Attendees were urged to think “outside the box” of sporting events. Not everyone (men or women) like football or baseball.  Similarly, offering to take clients to concerts obviously involves musical tastes.  The representative from UPS said that they deliberately try to create unusual events such as taking a group to a play at the historic Ford’s Theater in Washington, D.C.  Another panel member related that a vendor brought three of its team and invited three members of the company’s teams to join them for a “teambuilding luncheon” where the six people cooked their lunch together at a local culinary institute. One member of the panel, who loves golf, did say that golf is still a potential good idea because a) people can play at their own pace and skill level, b) it allows for discussion and does not require 100% focus on the game, c) it is played in the daytime, and d) it lacks the potential romantic overtones of other activities, especially those held at night.

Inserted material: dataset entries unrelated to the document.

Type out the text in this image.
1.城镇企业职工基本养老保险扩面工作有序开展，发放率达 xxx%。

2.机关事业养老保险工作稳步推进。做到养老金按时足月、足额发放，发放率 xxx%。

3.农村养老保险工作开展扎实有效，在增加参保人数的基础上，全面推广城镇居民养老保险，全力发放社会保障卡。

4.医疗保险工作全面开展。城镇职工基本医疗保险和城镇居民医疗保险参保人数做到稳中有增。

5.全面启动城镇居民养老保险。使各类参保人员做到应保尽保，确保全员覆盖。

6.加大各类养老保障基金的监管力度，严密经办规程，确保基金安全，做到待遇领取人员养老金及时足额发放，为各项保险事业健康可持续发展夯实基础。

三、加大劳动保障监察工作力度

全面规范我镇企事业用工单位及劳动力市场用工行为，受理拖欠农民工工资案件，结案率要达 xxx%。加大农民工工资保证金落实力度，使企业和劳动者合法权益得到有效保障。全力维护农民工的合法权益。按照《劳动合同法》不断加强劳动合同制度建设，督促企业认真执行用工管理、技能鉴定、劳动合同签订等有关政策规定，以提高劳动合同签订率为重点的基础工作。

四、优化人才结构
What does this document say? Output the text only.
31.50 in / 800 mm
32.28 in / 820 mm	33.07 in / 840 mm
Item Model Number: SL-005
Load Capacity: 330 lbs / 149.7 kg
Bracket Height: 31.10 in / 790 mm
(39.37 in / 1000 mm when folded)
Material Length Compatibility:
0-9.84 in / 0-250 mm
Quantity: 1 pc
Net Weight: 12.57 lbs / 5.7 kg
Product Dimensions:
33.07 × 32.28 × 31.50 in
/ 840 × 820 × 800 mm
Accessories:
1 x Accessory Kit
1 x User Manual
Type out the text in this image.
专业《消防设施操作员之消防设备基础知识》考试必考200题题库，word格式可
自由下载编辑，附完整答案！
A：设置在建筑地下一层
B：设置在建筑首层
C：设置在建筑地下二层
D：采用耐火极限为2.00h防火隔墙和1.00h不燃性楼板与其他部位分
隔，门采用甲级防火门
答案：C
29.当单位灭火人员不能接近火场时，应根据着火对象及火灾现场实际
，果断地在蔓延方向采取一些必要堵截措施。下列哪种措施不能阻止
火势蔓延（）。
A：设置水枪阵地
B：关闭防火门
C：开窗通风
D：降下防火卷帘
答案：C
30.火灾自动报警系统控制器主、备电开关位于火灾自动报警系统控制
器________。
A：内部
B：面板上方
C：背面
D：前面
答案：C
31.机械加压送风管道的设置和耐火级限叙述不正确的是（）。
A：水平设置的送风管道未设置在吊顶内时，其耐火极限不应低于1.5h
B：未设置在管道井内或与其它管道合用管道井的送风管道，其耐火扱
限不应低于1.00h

One panelist said that where appropriate, women may have an asset they are not using – and that is their homes.  She related a story of how she knew a potential client loved barbecue and so she invited him and another client to her home to sample her husband’s wonderful barbecue.  Here, again, events at one’s home can be very enjoyable and appeal to many women’s desire to show hospitality, but it needs to be set up appropriately.  In this example, the owner’s husband was an ever-present and featured part of the event.

Attendees related stories of clients’ asking for things to be provided which were inappropriate, including expensive equipment and even tickets to a strip club.  Panelists said that you have to say right then: “The policy of my company will not allow me to make such an offer.”  You can say this even if your company is only you.  You can add laughter and make it funny if you want, but you still have to get it said that this is not acceptable.

Attendees also asked about companies’ increasingly strict policies against gifts.  Panelists indicated that careful consideration needs to be given to this because there are sometimes ways to give value without breaking the policy.  One idea was invite customers to a meal that does cost more than the deminimus $25 amount but have a bowl on the table where customers can pay for their meal (or for a portion of it) if they wish.  Also, not paying for someone’s ticket but providing the opportunity for the customer to purchase a ticket themselves to a special event for which they would not have access may be allowable under the companies’ policy.